Correlation between synaptic N-methyl-d-aspartate (NMDA) receptor content and synaptic area is unaffected by genotype and N-acetylcysteine (NAC) treatment. (a) Electron micrographs show representative glutamatergic synapses sampled from the outer two-thirds of the dentate gyrus molecular layer from wild-type (WT, a'), G72 transgenic (G72Tg, a'') and NAC-treated G72 transgenic (G72TgN, a''') animals (synaptic active zone edges are indicated with white bars). Post-embedding immunogold labeling against GluN1 NMDA receptor subunit (arrows). Scale bar: 150 nm for all images. (b) Scatterplots show significant (P<0.01) correlations between synaptic immunogold particle number and synaptic active zone area in WT (Spearman R=0.404, n=94 3D-reconstructed synapses), G72Tg (R=0.438, n=118), G72TgN (R=0.346, n=129) mice, as well as when data were pooled (R=0.385, n=341). Animals used for these measurements were taken from litters L#3, L#4, L#6, L#7 and L#8.

Figure 3

Synaptic cleft width and postsynaptic density (PSD) thickness are unchanged in G72 transgenic animals. (a) Electron micrograph of a glutamatergic synapse sampled for measurement. Scale bar: 150 nm. (b) Area selected for measurements (white box in a). (c) Line graph shows vertically summed optical density values of the synapse shown in b. (d) Synaptic cleft width (P=0.996) and PSD thickness (P=0.711) did not differ between wild type (WT; n=44 synapses from two mice) and G72Tg (n=36 synapses from two mice) mice. The median values and interquartile ranges are shown. Animals used for these measurements were taken from litters L#3 and L#4.

Figure 4

The number of synapses and granule cells decreased in G72Tg mice, and it was normalized by N-acetylcysteine (NAC) treatment. (a) Light micrograph shows a hippocampal section before measurements.
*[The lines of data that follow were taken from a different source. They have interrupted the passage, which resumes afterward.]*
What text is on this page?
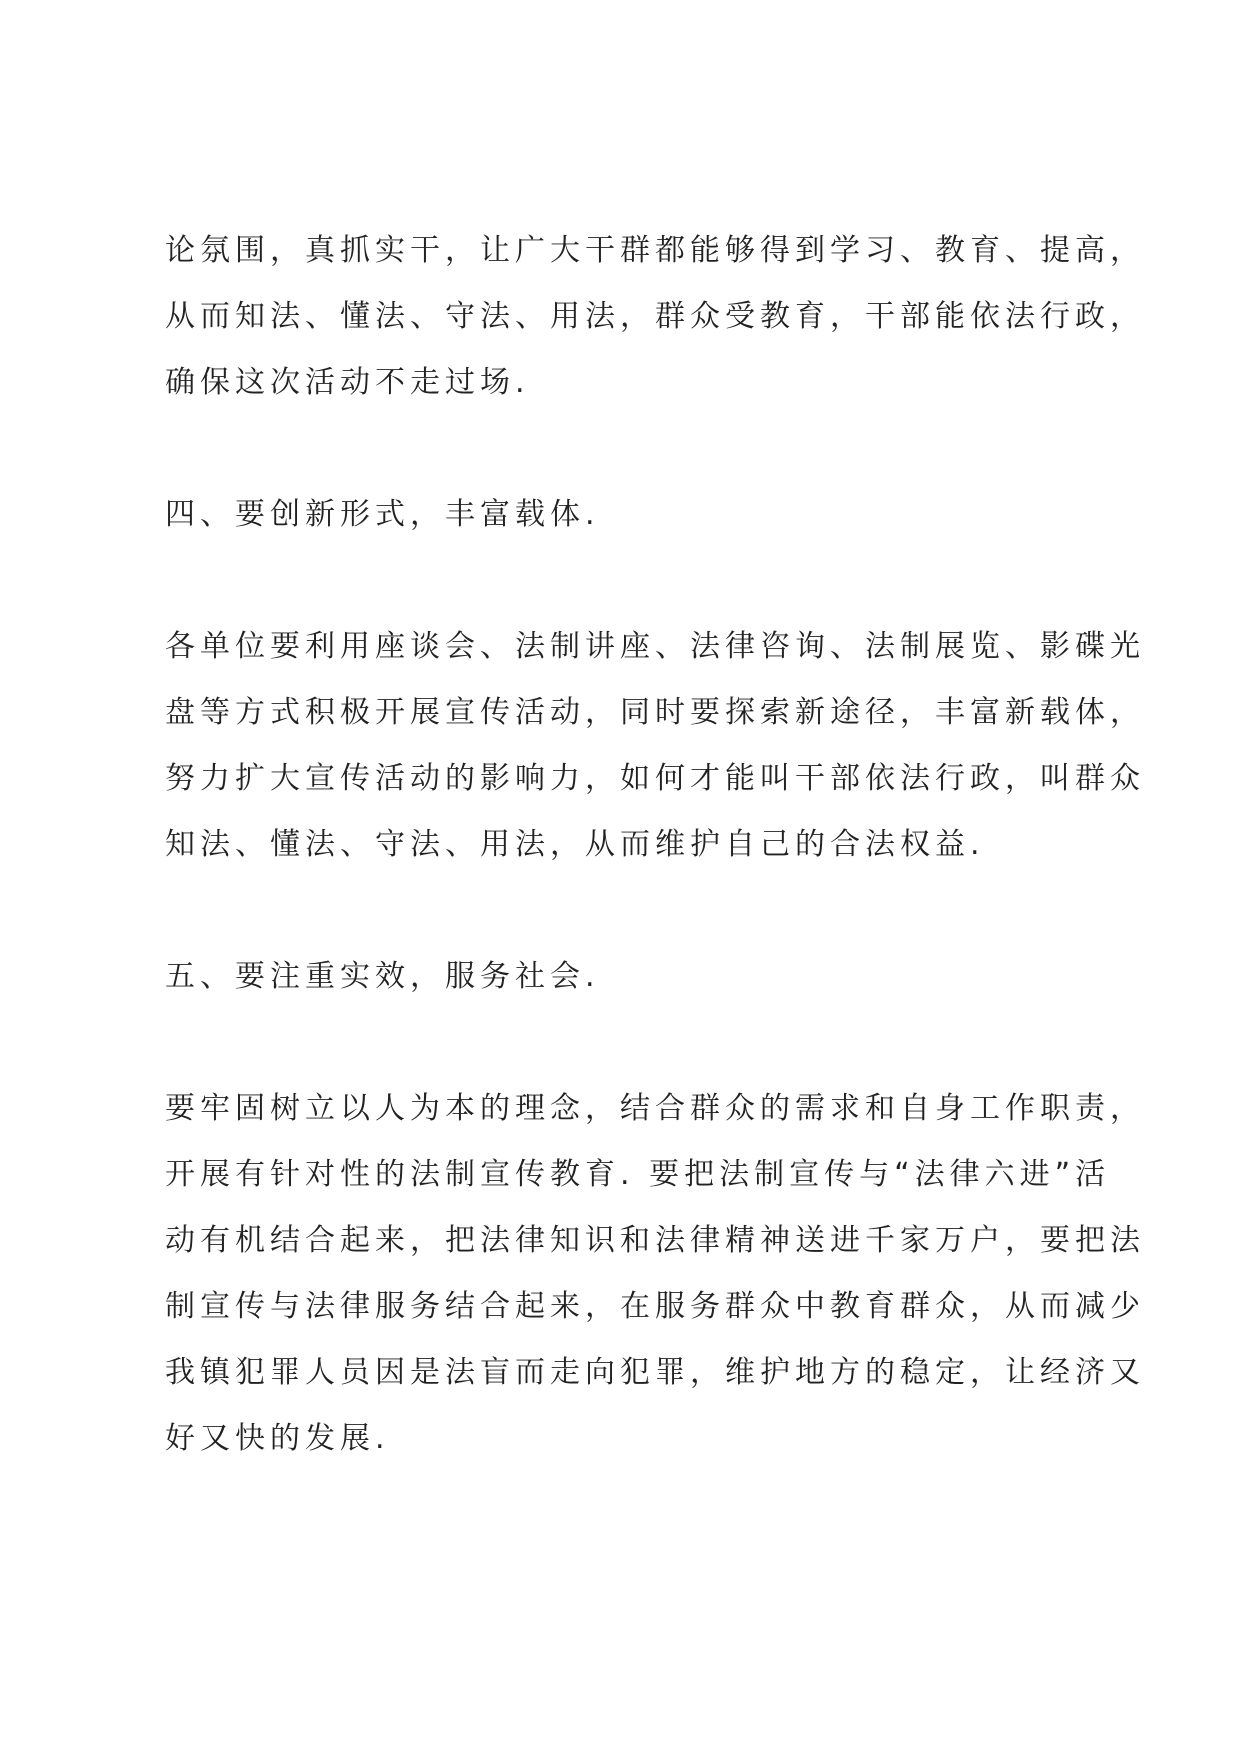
论氛围，真抓实干，让广大干群都能够得到学习、教育、提高，
从而知法、懂法、守法、用法，群众受教育，干部能依法行政，
确保这次活动不走过场.

四、要创新形式，丰富载体.

各单位要利用座谈会、法制讲座、法律咨询、法制展览、影碟光
盘等方式积极开展宣传活动，同时要探索新途径，丰富新载体，
努力扩大宣传活动的影响力，如何才能叫干部依法行政，叫群众
知法、懂法、守法、用法，从而维护自己的合法权益.

五、要注重实效，服务社会.

要牢固树立以人为本的理念，结合群众的需求和自身工作职责，
开展有针对性的法制宣传教育. 要把法制宣传与“法律六进”活
动有机结合起来，把法律知识和法律精神送进千家万户，要把法
制宣传与法律服务结合起来，在服务群众中教育群众，从而减少
我镇犯罪人员因是法盲而走向犯罪，维护地方的稳定，让经济又
好又快的发展.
White dashed line marks the molecular and granule cell layer border of the dentate gyrus, stripes indicate the outer two-thirds of the molecular layer, from where the samples were collected. (b) Electron micrograph shows an image from a series used for physical disector method. Green/red lines show the stereological counting frame (5 × 5 μm). (c) The number of synapses in the outer two-thirds of the molecular layer is decreased in G72Tg mice. This effect is reversed by NAC treatment in G72TgN mice. Dots represent individual measurements (n=18 in each group), lines represent the mean values (WT: 41.98 × 10⁸, s.d.=±7.77 × 10⁸; G72Tg: 32.38 × 10⁸, s.d.=±1.07 × 10⁹; G72TgN: 41.04 × 10⁸, s.d.=±1.08 × 10⁹). WT versus G72Tg P=0.004, G72Tg versus G72TgN P=0.021. Total number of synapses counted during stereological measurements: WT: 444 synapses, G72Tg: 327 synapses, G72TgN: 417 synapses. (d) Light micrograph shows the dentate gyrus. White dashed line marks the granule cell layer (the sampling area). (e) Light micrograph from optical fractionator measurement. Green/red lines: stereological counting frame (7 × 7 μm). Hematoxylin-labeled nuclei of granule cells (purple) were counted. (f) Number of granule cells is decreased in G72Tg mice, which is reversed by NAC treatment (*, Friedman test P<0.05). Note that the optical fractionator method used in this experiment results in a single final value for every individual animal investigated (dots). Values connected by lines correspond to littermates. Numbers indicate litters. Litter number 6 (L#6): WT: number of cells counted during measurement: n=380, G72Tg (n=349), G72TgN (n=374); L#7: n=369, 335, 370; L#8 n=392, 344, 352; L#9: n=297, 324, 348. Data are given for one brain hemisphere in all cases.